Single page Print

Not quite an integrated memory controller, but...
Those folks who expected Intel to make the move to an integrated memory controller with its next-gen architecture might have been disappointed by last Tuesday's announcement, but Intel's Justin Rattner offered some cause for hope in his keynote about Intel's R&D initiatives on Thursday morning. Rattner spoke about Intel's efforts to reduce power consumption even further though various techniques, including the development of a silicon radio for wireless communication that incorporates portions of the electronics in a radio into a chip.

The most striking concept he presented, though, was a CMOS-based voltage regulator module that could replace the VRMs on a motherboard with a single chip. Such a VRM could ramp up and down much quicker than traditional VRMs, allowing SpeedStep-like clock- and voltage-throttling capabilities to eliminate much of the inefficiencies caused by slow response times in current systems.


The proposed three-chip package

To illustrate how such a thing might be implemented, Rattner showed off a package holding three chips: a Pentium M processor, a north bridge chip, and a CMOS VRM. He said this arrangement would allow both the CPU and the Memory Controller Hub to ramp voltages up and down very quickly in response to changes in utilization, saving power.

Rattner presented this concept as a power-saving measure and didn't mention the possibility that an on-package memory controller could help cut memory access latencies. I would expect that moving the memory controller onto the same package as the CPU would have that effect, though. Unfortunately, the CMOS VRM is still a few years off, according to a presenter who mentioned the subject in a session following Rattner's keynote. We will simply have to see when—and if—this concept makes it into an end-user product.

Multi-core mojo and power efficiency
Bob Crepps, a Technology Strategist in Intel's Microprocessor Technology Lab, presented some eye-opening results from Intel's research into power efficiency in multi-core architectures. He covered a lot of ground in his presentation, but a few of the concepts were especially notable, in my view.

First, Crepps made an observation that may not be news, except for the source. Intel doesn't often say such things, but he pointed out that special-purpose hardware can achieve higher efficiency in terms of MIPS per watt than general-purpose processors. Coming from Intel, this admission may be significant because it could lead to the incorporation of specialized hardware blocks into general-purpose CPUs, or perhaps more extensive hardware acceleration in core-logic chipsets. He identified several areas of opportunity for custom hardware engines, including TCP/IP offloading, MPEG encoding and decoding, speech recognition, and (obviously) graphics.

Crepps pointed out that multi-core processors offer superior performance benefits with increases in die area and power consumption than a single core. As an example, he cited the case of four-core processor, each core with multithreading (a la Hyper-Threading), using a shared cache and front-side bus. This chip would be able to move intensive computational loads from one core to the next—"core hopping," as he called it—in order to manage hot spots. (I'm not sure exactly what sort of processor he's been playing with in the lab, but it doesn't sound like anything we've heard of yet.)

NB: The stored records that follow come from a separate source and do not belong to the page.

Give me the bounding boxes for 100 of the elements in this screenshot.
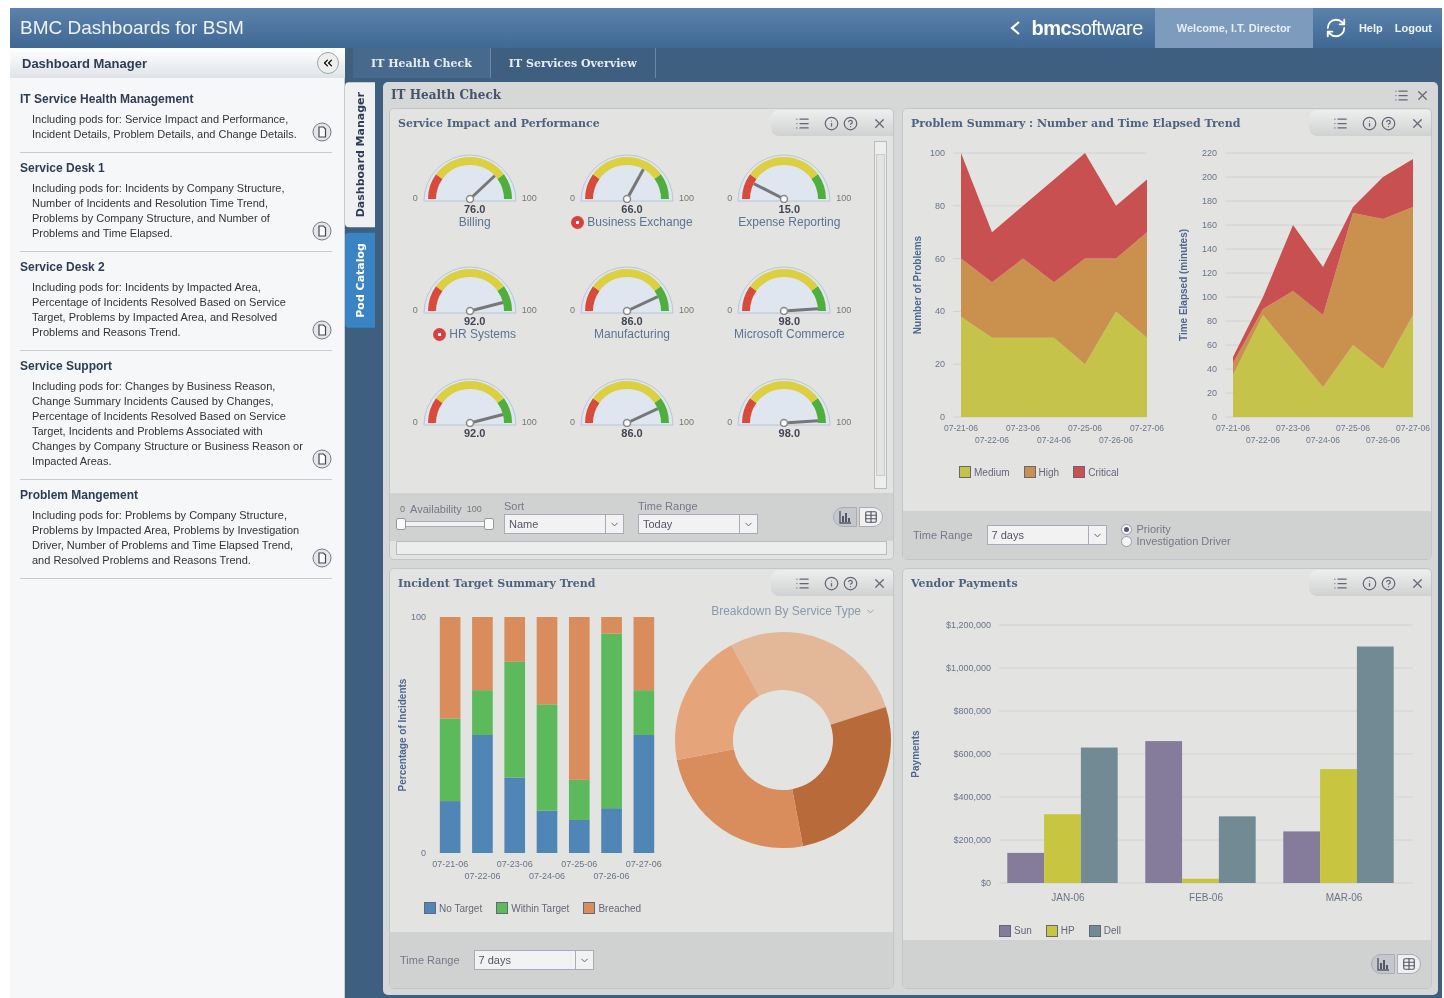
tick-label: 140 [1201,244,1217,254]
legend-label: Medium [974,466,1010,478]
document-icon[interactable] [312,548,332,568]
refresh-icon[interactable] [1324,17,1347,39]
bar [568,819,590,853]
slider-thumb[interactable] [484,518,494,530]
tick-label: 220 [1201,148,1217,158]
tick-label: 07-23-06 [1006,423,1040,433]
document-icon[interactable] [312,320,332,340]
scale-label: 100 [679,417,694,427]
info-icon[interactable] [1362,575,1377,591]
legend-label: High [1038,466,1060,478]
slider-label: Availability [410,503,462,515]
tick-label: 07-25-06 [561,859,598,869]
scrollbar[interactable] [396,541,887,555]
document-icon[interactable] [312,221,332,241]
help-icon[interactable] [843,115,858,131]
chevron-icon [1009,20,1020,36]
tick-label: 07-22-06 [1246,435,1280,445]
scale-label: 100 [836,417,852,427]
gauge-value: 76.0 [463,203,486,215]
axis-title: Number of Problems [912,235,923,335]
scale-label: 100 [521,305,537,315]
tick-label: 0 [1212,412,1217,422]
tick-label: 0 [421,848,426,858]
header-link[interactable]: Logout [1394,22,1432,34]
scale-label: 0 [727,417,733,427]
tab[interactable]: IT Services Overview [490,48,656,78]
collapse-button[interactable] [317,52,339,74]
tick-label: 20 [1207,388,1217,398]
scale-label: 0 [412,305,418,315]
chevrons-left-icon [321,56,335,70]
select-field[interactable]: 7 days [986,525,1107,545]
gauge-value: 98.0 [778,315,801,327]
catalog-description: Including pods for: Incidents by Impacted Area, Percentage of Incidents Resolved Based on Service Target, Problems by Impacted Area, and Resolved Problems and Reasons Trend. [32,280,287,340]
gauge-label: Expense Reporting [738,215,841,229]
info-icon[interactable] [824,575,839,591]
table-icon[interactable] [1402,957,1416,971]
pod-title: Incident Target Summary Trend [398,576,597,590]
gauge-value: 98.0 [778,427,801,439]
radio-button[interactable] [1120,535,1132,547]
scale-label: 100 [521,193,537,203]
table-icon[interactable] [864,510,878,524]
list-icon[interactable] [795,115,810,131]
legend-label: Sun [1014,925,1032,936]
side-tab[interactable]: Pod Catalog [345,233,375,328]
gauge-value: 92.0 [463,315,486,327]
tick-label: 07-25-06 [1068,423,1102,433]
tick-label: JAN-06 [1051,892,1085,903]
radio-label: Priority [1136,523,1171,535]
view-button[interactable] [833,507,857,527]
document-icon[interactable] [312,122,332,142]
document-icon[interactable] [312,449,332,469]
tick-label: 40 [935,306,945,317]
tick-label: FEB-06 [1189,892,1223,903]
view-button[interactable] [1397,954,1421,974]
list-icon[interactable] [795,575,810,591]
legend-label: Dell [1103,925,1121,936]
select-field[interactable]: Name [504,514,624,534]
tick-label: 07-24-06 [1037,435,1071,445]
axis-title: Percentage of Incidents [397,678,408,792]
field-label: Sort [504,500,526,512]
gauge-value: 15.0 [778,203,801,215]
scale-label: 100 [679,193,694,203]
catalog-title: Problem Mangement [20,488,140,502]
tick-label: 160 [1201,220,1217,230]
help-icon[interactable] [1381,115,1396,131]
select-field[interactable]: 7 days [473,950,594,970]
radio-button[interactable] [1120,523,1132,535]
tick-label: 07-27-06 [1130,423,1164,433]
select-field[interactable]: Today [638,514,758,534]
side-tab[interactable]: Dashboard Manager [345,82,375,228]
info-icon[interactable] [1362,115,1377,131]
tick-label: $1,000,000 [945,663,991,673]
list-icon[interactable] [1333,115,1348,131]
list-icon[interactable] [1394,87,1409,103]
info-icon[interactable] [824,115,839,131]
view-button[interactable] [859,507,883,527]
bar-chart-icon[interactable] [1376,957,1390,971]
legend-label: Breached [598,902,642,914]
help-icon[interactable] [843,575,858,591]
tick-label: 07-26-06 [1366,435,1400,445]
scrollbar[interactable] [874,141,887,489]
scale-label: 100 [521,417,537,427]
field-label: Time Range [913,529,973,541]
welcome-text: Welcome, I.T. Director [1154,8,1313,48]
help-icon[interactable] [1381,575,1396,591]
slider-thumb[interactable] [396,518,406,530]
scale-label: 100 [466,504,482,514]
tick-label: 100 [410,612,426,622]
list-icon[interactable] [1333,575,1348,591]
header-link[interactable]: Help [1358,22,1383,34]
radio-label: Investigation Driver [1136,535,1231,547]
tick-label: $0 [981,878,991,888]
tab[interactable]: IT Health Check [353,48,491,78]
tick-label: 0 [940,412,945,422]
gauge-value: 86.0 [621,427,643,439]
bar-chart-icon[interactable] [838,510,852,524]
view-button[interactable] [1371,954,1395,974]
tick-label: 80 [935,200,945,211]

He asserted, with a graph to drive home the point, that such a multi-core device could offer much better performance than a single-core processor in the same die area and power envelope. I expect that's true, given a good, parallelizable workload.

Next came a whopper of a slide that captures the problems with the Pentium 4 better than anything I've seen from outside of Intel.


If one factors out changes in process technology and looks only at design changes, the Pentium 4 is six times faster than the 486, but with 23 times the power consumption. That's not a stellar proposition—hence the need to spend transistors on additional cores rather than trying to make a single CPU core perform better.

So how can we further reduce the energy per instruction used by a multi-core processor? One option is a technique called AMP, for asymmetric multiprocessing. The concept is simple enough: try running different processors (or cores) at different clock speeds within the same power envelope, and see which config achieves the best performance. Intel's researchers tested several different configurations using a four-way Xeon system. The power envelope they chose allowed them to run four Xeons at 1GHz each or a single Xeon at 2GHz. They also were able to fit into the same power envelope a simple AMP setup that would run highly sequential code on a single 2GHz Xeon and then switch over, for more parallel code, to three Xeons running at 1.25GHz. This AMP setup would deactivate either the 2GHz single processor or the three 1.25GHz processors, depending on the usage pattern.


The researchers found that an AMP system delivered higher performance overall for the same amount of power. In benchmarks with mostly parallel components, the SMP system was better, while in benchmarks with most sequential components, the single-processor system was better. Overall, though, with the sort of part-sequential/part-parallel workloads that are so often typical, AMP performed best.

This research suggests an obvious way forward for optimizing performance per watt on multi-core processors. I'll be interested to see when it's first implemented.